Hundreds of thousands of people could die in Darfur in western Sudan this year unless medical relief organisations pre-position supplies and vaccinate people susceptible to cholera, the United Nations said on Thursday.
Conflict in Darfur has driven more than a million people from their homes into camps with poor sanitary conditions. Now that the rainy season has started, cholera could spread fast.
"Hundreds of thousands of people's lives are now hanging in the balance, and they need help now," said Lee Jong-wook, director-general of the UN World Health Organisation (WHO).
"If massive humanitarian relief is not immediately brought to the people of Darfur, the numbers of people dying each day will drastically increase," a WHO statement added.
"However, if the build-up of the relief effort can be sustained and properly supported, the number of deaths can be kept to the minimum for an emergency situation," it said.
WHO put out the statement after Lee and WHO regional director Hussein Gezairy visited south and west Darfur to examine health conditions among the displaced people.
After long conflict between Arab nomads and African villagers, a rebellion broke out last year in the western Sudanese region of Darfur, which borders Chad.
The fighting has triggered what the United Nations calls the world's worst humanitarian crisis.
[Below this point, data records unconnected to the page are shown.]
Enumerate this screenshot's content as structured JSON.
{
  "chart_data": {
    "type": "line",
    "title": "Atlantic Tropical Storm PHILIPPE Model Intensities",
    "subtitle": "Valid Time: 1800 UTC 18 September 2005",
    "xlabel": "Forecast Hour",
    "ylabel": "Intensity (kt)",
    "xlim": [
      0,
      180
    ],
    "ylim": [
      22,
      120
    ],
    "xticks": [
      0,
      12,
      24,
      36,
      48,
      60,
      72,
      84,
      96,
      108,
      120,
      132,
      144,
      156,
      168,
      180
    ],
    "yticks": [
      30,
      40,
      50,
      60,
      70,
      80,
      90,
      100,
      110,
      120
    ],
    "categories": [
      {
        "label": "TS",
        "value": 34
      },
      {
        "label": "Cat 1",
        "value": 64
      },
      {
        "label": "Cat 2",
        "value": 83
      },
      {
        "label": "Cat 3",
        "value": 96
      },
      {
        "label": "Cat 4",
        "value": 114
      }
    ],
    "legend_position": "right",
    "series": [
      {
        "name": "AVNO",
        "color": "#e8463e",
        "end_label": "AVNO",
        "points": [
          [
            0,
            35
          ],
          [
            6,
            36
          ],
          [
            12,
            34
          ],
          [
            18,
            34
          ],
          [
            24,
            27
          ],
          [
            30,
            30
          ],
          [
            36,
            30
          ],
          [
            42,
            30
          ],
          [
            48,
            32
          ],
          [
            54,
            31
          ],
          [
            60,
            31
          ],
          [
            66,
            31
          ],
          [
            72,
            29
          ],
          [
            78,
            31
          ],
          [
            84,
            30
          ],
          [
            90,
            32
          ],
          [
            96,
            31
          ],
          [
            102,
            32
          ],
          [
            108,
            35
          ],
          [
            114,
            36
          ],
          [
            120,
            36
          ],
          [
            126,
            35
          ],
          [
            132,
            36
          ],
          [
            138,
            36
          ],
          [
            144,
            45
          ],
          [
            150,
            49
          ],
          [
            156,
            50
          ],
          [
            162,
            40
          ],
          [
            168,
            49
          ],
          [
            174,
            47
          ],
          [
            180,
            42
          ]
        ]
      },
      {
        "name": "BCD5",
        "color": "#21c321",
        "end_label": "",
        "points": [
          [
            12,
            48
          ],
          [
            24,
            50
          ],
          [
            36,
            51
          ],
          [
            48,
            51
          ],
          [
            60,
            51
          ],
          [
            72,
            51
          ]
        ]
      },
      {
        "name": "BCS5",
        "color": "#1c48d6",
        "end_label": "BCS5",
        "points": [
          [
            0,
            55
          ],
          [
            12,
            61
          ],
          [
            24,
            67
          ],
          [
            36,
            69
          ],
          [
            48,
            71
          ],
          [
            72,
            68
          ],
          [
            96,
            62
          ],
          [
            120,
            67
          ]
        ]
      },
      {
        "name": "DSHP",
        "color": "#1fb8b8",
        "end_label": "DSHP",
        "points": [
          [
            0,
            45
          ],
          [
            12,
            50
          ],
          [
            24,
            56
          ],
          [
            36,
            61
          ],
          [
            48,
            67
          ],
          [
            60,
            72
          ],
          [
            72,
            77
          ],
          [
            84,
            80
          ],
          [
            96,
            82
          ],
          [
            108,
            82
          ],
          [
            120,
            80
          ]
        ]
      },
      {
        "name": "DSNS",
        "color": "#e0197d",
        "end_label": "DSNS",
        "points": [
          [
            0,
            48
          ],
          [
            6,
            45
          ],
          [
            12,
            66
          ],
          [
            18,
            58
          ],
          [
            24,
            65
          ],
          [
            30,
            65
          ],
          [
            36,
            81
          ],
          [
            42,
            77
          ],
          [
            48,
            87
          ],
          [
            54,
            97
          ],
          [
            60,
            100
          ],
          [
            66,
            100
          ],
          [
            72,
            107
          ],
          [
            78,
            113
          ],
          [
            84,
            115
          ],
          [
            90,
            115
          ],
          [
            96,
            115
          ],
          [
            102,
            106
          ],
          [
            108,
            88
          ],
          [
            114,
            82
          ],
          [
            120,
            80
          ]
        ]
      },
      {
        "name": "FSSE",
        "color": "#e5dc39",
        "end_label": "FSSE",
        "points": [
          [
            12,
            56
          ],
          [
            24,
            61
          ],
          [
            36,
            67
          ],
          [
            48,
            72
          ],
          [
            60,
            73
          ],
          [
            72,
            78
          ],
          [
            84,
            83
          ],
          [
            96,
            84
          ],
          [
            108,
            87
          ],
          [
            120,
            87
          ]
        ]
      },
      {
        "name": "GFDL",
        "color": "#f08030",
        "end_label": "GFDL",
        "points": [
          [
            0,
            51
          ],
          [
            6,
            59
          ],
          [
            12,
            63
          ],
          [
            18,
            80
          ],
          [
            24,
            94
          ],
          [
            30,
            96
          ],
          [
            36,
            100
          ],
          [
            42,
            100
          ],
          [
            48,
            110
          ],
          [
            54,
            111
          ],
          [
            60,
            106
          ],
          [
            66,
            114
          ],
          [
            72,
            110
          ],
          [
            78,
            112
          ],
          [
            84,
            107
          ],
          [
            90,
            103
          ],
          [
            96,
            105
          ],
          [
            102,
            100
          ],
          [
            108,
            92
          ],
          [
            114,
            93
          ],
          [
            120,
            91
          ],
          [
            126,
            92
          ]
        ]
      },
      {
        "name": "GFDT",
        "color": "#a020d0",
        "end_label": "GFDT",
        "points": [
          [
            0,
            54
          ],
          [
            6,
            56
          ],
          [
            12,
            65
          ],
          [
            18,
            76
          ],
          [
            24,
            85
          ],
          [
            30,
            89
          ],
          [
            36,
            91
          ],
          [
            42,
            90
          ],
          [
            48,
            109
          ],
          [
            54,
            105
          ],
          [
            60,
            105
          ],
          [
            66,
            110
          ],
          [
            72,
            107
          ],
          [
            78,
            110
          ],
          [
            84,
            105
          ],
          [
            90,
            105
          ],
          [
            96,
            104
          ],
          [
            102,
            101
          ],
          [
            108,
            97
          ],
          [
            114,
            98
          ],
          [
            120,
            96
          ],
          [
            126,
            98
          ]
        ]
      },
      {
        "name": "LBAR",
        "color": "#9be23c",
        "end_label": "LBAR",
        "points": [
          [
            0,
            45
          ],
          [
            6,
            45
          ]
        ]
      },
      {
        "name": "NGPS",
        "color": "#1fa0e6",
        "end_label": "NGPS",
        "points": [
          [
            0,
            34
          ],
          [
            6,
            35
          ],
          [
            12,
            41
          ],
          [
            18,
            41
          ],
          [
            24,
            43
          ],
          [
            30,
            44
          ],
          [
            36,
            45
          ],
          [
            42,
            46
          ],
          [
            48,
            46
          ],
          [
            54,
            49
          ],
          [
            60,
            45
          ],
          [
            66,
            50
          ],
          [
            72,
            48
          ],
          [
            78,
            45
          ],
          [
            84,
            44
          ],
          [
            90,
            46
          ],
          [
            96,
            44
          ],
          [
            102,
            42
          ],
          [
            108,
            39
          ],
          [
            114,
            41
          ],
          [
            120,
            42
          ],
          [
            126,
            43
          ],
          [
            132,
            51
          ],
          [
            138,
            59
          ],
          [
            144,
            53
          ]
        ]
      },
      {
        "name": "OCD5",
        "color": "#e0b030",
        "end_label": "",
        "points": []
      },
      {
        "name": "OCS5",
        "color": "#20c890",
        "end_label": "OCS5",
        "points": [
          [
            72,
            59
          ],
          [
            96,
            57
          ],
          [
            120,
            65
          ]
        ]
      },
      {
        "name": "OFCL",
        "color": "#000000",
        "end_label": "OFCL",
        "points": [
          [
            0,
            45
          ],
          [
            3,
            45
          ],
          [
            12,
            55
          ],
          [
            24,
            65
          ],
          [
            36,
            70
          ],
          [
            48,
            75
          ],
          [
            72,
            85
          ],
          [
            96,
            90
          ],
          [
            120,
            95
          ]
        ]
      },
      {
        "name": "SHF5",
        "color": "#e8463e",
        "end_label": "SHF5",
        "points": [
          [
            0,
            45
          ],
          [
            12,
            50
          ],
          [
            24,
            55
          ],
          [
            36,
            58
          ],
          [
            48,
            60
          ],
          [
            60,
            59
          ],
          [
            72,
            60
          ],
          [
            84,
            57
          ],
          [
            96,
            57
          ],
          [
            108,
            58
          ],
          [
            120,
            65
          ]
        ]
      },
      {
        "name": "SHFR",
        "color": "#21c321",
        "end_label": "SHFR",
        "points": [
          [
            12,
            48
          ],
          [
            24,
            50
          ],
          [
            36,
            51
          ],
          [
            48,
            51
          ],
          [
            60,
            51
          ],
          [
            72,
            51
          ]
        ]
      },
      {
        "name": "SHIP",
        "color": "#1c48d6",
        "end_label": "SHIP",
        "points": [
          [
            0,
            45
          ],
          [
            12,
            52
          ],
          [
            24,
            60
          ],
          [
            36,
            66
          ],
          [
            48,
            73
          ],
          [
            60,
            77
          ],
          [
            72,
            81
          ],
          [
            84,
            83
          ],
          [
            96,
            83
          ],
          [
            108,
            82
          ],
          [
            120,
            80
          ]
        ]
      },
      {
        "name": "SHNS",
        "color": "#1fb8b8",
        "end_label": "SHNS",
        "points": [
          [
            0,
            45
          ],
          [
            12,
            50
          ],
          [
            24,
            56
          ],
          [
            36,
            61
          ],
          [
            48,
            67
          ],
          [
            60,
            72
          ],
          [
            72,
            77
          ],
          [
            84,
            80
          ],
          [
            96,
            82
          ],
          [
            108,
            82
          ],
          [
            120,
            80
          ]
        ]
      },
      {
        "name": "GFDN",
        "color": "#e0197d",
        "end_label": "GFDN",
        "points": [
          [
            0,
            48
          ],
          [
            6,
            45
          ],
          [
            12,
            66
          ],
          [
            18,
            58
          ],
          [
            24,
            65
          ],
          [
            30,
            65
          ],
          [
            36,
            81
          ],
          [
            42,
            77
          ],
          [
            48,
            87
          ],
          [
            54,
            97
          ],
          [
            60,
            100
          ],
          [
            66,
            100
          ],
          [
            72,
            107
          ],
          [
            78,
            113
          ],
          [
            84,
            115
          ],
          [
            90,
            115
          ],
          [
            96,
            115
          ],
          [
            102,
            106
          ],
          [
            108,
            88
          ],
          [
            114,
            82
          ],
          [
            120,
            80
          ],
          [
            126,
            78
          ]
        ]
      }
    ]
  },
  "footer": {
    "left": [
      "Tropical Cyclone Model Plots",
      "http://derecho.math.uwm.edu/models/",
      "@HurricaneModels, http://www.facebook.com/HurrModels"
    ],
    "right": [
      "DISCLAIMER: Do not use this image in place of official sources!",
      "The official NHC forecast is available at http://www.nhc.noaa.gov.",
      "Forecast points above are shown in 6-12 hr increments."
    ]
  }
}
The Sudanese government is accused of backing Arab militias and US President George W. Bush has accused Khartoum of not doing enough to end the crisis.
The international community has been pressing the Sudanese government to lift restrictions on humanitarian access to the displaced. Khartoum says it is complying and the WHO statement did not repeat any complaints about limited access.
"There has been progress in the provision of relief, particularly health care, in the last few weeks. Good use is being made of the funds available, though logistic challenges still beset major relief operations," it said.
WHO's main worry is a possible cholera outbreak in a camp such as that at Kalma near the Southern Darfur state capital Nyala, which has 50,000 people and 300 new residents a day.
"WHO and health partners could work to prevent a cholera outbreak, by pre-positioning supplies and by vaccinating people who are susceptible. This costs money," the WHO statement quoted Gezairy as saying.
The United Nations estimates that humanitarian relief work in Darfur requires about $240 million but only half that has been pledged. WHO gave no breakdown for the health component of that and no estimate of how much cholera prevention would cost.
Another UN agency, the World Food Programme, said in a statement that Libya had agreed to open a corridor through its territory for relief supplies bound for Darfur and Chad, where some 200,000 Sudanese from Darfur have taken refuge.